THE Supreme Council of Health (SCH) has issued the ‘Heat Stress Guidelines and Recommendations’ on Wednesday.

As per the guidelines, companies in Qatar must stop all outdoor activities when the heat index in the country reaches 54 (not to be confused with degree celsius) and above, as the extreme conditions would cause heat stroke or sunstroke.

The Occupational Health Section of the Department of Public Health at the SCH has compiled a list of guidelines and recommendations to address the rising heat stress cases in the country.

The recommendations are supported by the Ministry of Labour and must be implemented by all companies in Qatar.

Talking at the event, Dr Sheikh Mohammed al Thani, director of public health at the SCH, said, “Qatar’s extreme heat and humidity in summer months possess risks of developing heat related illnesses to the overseas workers.

Most of these expatriate workers are unskilled and are unlikely to know the preventive methods of heat stress when working outdoors.

The Ministry of Labour, under Law No.

14 of 2004, enforces that all labourers working in open areas under the sun during the summer (from June 15 to August 30) should stop working between 11.30am and 3pm.

This is one good intervention to protect workers from heat related illnesses.

However, this may not be enough.

We feel there is a need of national guidelines on heat stress prevention and management so that employers and supervisors can readily access and use it to protect their workers.” Al Thani said the recommendations which had been compiled into a booklet were a result of the previous workshop held by the stakeholders two years ago.

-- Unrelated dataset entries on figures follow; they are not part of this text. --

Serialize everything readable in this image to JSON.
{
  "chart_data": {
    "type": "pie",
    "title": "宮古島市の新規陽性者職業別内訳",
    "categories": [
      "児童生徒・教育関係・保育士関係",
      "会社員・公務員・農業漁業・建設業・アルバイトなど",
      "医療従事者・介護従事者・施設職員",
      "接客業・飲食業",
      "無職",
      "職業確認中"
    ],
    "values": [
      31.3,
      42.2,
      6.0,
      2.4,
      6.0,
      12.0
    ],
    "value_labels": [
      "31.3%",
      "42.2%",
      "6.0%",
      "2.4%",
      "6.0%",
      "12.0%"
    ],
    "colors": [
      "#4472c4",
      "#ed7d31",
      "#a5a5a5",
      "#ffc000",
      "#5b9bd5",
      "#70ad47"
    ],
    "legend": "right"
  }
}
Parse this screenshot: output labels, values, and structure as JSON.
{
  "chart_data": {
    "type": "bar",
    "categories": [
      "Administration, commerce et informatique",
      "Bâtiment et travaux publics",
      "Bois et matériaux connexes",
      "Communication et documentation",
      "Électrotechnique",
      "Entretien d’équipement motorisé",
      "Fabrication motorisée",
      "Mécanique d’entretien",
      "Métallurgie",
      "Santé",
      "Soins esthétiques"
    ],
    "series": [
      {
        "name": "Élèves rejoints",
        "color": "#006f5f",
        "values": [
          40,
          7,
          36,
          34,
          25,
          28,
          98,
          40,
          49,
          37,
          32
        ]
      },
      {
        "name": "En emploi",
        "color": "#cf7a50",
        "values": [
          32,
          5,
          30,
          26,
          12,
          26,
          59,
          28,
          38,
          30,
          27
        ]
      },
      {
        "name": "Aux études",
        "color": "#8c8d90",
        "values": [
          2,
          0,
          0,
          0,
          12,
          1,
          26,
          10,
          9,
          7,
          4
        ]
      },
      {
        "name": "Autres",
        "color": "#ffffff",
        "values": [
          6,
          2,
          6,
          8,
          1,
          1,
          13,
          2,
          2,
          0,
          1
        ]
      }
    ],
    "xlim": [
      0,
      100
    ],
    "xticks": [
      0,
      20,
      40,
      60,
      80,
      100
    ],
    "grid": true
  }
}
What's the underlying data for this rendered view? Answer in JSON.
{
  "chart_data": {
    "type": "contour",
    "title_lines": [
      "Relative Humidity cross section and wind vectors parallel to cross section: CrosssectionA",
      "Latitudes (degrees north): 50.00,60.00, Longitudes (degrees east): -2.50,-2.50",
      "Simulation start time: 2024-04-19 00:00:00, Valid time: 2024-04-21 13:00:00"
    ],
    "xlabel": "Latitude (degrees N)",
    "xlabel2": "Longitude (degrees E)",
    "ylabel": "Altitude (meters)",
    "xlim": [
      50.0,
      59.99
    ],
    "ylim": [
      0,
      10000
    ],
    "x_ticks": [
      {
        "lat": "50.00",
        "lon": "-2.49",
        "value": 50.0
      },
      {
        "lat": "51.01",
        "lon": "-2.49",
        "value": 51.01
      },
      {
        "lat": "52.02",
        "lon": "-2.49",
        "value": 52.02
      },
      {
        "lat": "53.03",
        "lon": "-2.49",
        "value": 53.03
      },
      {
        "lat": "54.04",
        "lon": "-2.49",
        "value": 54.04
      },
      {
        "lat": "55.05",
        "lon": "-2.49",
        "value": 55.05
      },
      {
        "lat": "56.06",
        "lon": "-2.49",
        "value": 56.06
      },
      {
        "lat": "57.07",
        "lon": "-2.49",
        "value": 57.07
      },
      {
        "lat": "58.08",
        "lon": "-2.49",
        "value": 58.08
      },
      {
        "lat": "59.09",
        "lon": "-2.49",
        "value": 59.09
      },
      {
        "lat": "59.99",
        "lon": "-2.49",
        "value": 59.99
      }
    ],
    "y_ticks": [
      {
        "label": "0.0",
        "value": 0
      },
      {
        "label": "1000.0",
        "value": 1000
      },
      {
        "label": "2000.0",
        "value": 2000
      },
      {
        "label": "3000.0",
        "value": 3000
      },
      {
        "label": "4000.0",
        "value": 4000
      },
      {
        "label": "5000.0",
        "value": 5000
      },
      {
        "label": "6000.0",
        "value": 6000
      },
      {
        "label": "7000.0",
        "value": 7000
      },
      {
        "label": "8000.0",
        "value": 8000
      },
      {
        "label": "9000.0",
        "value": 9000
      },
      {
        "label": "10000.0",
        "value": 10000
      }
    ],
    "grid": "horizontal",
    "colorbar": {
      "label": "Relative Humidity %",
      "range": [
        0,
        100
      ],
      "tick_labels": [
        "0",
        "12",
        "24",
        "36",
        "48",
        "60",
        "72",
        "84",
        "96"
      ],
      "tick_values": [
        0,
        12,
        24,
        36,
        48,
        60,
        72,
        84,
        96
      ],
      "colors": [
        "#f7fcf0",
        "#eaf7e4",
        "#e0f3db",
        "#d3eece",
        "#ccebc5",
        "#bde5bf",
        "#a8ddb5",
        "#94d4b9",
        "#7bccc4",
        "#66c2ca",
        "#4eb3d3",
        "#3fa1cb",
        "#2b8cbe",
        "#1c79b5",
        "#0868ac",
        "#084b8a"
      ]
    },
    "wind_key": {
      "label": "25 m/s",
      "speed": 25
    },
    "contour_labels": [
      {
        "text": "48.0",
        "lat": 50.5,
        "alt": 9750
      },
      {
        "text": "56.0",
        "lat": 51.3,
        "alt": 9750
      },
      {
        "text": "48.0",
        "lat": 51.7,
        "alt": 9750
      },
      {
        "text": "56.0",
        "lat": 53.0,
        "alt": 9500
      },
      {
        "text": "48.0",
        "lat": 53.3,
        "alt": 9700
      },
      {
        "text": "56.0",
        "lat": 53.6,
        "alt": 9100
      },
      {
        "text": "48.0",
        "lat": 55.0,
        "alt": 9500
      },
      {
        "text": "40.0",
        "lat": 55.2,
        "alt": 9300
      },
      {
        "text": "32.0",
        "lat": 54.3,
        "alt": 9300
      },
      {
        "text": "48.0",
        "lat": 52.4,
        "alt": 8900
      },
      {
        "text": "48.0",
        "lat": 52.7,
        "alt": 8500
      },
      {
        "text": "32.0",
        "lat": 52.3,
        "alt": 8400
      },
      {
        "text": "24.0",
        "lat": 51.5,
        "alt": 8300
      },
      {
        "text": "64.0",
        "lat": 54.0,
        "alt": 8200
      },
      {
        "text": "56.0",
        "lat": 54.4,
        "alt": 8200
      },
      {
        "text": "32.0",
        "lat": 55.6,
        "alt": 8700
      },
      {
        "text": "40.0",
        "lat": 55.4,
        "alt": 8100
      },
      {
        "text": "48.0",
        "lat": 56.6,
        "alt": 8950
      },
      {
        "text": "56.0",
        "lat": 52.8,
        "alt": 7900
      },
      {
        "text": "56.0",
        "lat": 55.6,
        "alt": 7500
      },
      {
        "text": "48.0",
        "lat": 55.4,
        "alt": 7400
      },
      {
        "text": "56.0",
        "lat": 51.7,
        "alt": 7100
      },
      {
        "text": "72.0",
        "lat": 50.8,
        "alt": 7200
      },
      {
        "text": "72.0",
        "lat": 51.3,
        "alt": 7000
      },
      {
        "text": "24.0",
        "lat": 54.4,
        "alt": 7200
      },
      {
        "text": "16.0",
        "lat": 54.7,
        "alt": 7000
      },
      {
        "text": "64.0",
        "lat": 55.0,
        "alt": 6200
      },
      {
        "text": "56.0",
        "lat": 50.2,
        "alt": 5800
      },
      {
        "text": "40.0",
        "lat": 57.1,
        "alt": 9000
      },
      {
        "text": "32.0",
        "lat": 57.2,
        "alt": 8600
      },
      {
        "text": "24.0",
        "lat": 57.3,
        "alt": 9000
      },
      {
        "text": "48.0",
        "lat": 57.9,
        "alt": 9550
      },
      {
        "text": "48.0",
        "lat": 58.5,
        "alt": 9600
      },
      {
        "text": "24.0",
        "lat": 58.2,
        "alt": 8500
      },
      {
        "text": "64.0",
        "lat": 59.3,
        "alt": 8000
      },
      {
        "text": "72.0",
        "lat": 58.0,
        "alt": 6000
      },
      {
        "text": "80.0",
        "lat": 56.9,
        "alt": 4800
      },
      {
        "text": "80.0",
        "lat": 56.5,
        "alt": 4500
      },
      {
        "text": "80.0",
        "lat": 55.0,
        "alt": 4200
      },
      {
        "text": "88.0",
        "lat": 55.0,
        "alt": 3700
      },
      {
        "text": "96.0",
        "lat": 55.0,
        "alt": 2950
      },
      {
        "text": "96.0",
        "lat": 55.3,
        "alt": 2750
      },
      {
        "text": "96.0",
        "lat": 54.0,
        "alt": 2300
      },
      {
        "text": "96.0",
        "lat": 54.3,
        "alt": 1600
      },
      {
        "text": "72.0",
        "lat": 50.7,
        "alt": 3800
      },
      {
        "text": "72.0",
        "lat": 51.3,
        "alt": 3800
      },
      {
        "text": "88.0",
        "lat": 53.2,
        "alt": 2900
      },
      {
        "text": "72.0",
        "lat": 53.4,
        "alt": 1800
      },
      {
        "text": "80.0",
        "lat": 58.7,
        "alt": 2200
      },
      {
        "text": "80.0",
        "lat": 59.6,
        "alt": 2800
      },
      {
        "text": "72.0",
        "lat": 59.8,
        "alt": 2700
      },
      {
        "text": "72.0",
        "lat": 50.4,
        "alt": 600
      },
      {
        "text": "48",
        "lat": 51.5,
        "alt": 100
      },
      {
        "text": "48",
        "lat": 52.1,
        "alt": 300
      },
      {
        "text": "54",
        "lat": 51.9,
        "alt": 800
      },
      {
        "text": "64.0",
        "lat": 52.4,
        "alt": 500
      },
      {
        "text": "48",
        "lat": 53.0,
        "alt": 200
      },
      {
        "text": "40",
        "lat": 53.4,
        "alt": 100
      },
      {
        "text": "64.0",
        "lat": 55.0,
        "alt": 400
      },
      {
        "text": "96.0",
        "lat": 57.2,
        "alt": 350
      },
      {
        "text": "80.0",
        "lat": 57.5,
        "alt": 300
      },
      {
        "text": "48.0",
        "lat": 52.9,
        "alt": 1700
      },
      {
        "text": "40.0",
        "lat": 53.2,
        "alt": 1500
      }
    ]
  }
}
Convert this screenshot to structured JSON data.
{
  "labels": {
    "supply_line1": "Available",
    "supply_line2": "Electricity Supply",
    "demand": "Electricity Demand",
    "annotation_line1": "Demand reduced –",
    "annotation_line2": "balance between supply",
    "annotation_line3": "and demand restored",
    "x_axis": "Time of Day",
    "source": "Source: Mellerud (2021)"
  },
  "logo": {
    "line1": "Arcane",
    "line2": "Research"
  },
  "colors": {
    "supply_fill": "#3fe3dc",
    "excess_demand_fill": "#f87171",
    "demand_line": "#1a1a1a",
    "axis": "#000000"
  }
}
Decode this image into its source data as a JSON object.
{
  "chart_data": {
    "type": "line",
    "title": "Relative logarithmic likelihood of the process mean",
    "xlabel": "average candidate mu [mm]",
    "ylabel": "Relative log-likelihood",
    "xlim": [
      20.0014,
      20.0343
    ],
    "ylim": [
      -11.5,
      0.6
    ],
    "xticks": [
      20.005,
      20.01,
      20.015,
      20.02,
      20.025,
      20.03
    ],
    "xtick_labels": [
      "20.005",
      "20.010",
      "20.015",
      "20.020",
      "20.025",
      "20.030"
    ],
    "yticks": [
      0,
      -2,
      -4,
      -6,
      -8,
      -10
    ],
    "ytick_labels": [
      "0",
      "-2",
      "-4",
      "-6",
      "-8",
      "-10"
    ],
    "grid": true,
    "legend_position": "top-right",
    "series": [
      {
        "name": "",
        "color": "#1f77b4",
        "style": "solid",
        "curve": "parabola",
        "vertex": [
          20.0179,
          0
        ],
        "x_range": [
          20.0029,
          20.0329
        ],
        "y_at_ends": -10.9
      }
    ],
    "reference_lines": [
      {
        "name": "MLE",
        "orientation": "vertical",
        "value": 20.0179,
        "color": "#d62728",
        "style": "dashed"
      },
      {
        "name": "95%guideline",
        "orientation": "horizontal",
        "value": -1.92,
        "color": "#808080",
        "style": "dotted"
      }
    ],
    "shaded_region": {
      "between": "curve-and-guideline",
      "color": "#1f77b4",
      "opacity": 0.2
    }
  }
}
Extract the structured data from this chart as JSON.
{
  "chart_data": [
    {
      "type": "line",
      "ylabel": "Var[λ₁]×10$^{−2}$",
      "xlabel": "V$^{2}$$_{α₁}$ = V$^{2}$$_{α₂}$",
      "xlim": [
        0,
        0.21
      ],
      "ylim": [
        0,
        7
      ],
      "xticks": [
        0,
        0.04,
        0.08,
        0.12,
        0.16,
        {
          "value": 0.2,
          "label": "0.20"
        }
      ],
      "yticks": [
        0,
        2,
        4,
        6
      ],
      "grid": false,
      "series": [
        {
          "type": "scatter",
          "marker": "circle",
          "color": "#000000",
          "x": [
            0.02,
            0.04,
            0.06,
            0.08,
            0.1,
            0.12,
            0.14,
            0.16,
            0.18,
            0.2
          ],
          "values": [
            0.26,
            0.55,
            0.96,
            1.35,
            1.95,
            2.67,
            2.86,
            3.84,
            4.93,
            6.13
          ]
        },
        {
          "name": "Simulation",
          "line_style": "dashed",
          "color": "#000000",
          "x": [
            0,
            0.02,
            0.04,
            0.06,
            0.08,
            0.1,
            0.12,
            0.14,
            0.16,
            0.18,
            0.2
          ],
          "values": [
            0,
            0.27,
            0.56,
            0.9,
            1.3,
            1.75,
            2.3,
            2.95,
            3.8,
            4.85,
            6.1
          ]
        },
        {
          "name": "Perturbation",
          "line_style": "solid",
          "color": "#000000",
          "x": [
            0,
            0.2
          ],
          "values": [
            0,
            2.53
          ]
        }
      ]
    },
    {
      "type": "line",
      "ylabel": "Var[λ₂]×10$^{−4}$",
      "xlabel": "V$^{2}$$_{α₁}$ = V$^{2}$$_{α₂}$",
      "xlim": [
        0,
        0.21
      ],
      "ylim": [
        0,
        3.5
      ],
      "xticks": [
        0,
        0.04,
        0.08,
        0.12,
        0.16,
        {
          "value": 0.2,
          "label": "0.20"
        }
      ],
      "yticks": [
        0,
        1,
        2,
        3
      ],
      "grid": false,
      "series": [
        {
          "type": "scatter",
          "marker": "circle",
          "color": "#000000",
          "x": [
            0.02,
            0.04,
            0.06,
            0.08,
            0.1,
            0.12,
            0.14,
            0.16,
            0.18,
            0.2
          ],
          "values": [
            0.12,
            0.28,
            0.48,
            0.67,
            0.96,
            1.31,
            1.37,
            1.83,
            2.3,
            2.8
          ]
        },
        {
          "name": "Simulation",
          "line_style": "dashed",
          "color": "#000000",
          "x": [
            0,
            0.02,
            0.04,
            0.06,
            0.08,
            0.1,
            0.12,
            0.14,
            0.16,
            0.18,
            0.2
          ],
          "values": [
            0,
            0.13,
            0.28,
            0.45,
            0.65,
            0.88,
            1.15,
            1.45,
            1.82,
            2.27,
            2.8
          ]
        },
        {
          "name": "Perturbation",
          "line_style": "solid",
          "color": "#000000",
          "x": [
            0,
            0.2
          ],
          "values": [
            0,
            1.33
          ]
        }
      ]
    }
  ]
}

The booklet currently has translations in Arabic and English and will be translated into Hindi, Urdu, Malayalam and Bengali next year.

The guidelines include the risk factors for heat related illness, symptoms, first aid and emergency response to heat stress and recommendations for employers and workers.

The booklet also includes a heat stress index which companies may use to schedule work/rest period, water requirements and control measures for workers.

The guidelines state that clean and fresh water should be kept nearby for employees; shades should be easily accessible for workers and should be within three minutes of walking distance, and companies should establish policies on heat stress prevention and management among others.

The recommendations also include an acclimatisation programme for the new/regular employees coming back from vacation.

Companies should give their new employees enough time, four to 14 days, to be acclimatised to the hot weather in Qatar before releasing them to a full work shift and pace.

Dr Wasif M Alam, medical supervisor at the public health department at SCH, said, “We have our own inspectors who do routine check- ups and inspect the small, medium and large scale industries.

Now the guidelines will be added to the routine.

At the SCH, we do not enforce.

We can only give advice and guidelines.

If they don’t want to follow the guidelines and still want to do things the way they were doing before, we will report them to the Ministry of Labour.

And the Ministry of Labour has always told us that if we report, they will take serious action.

They have the right to warn these companies, suspend and take their licences.

So, we can implement the guidelines indirectly through the Ministry of Labour.”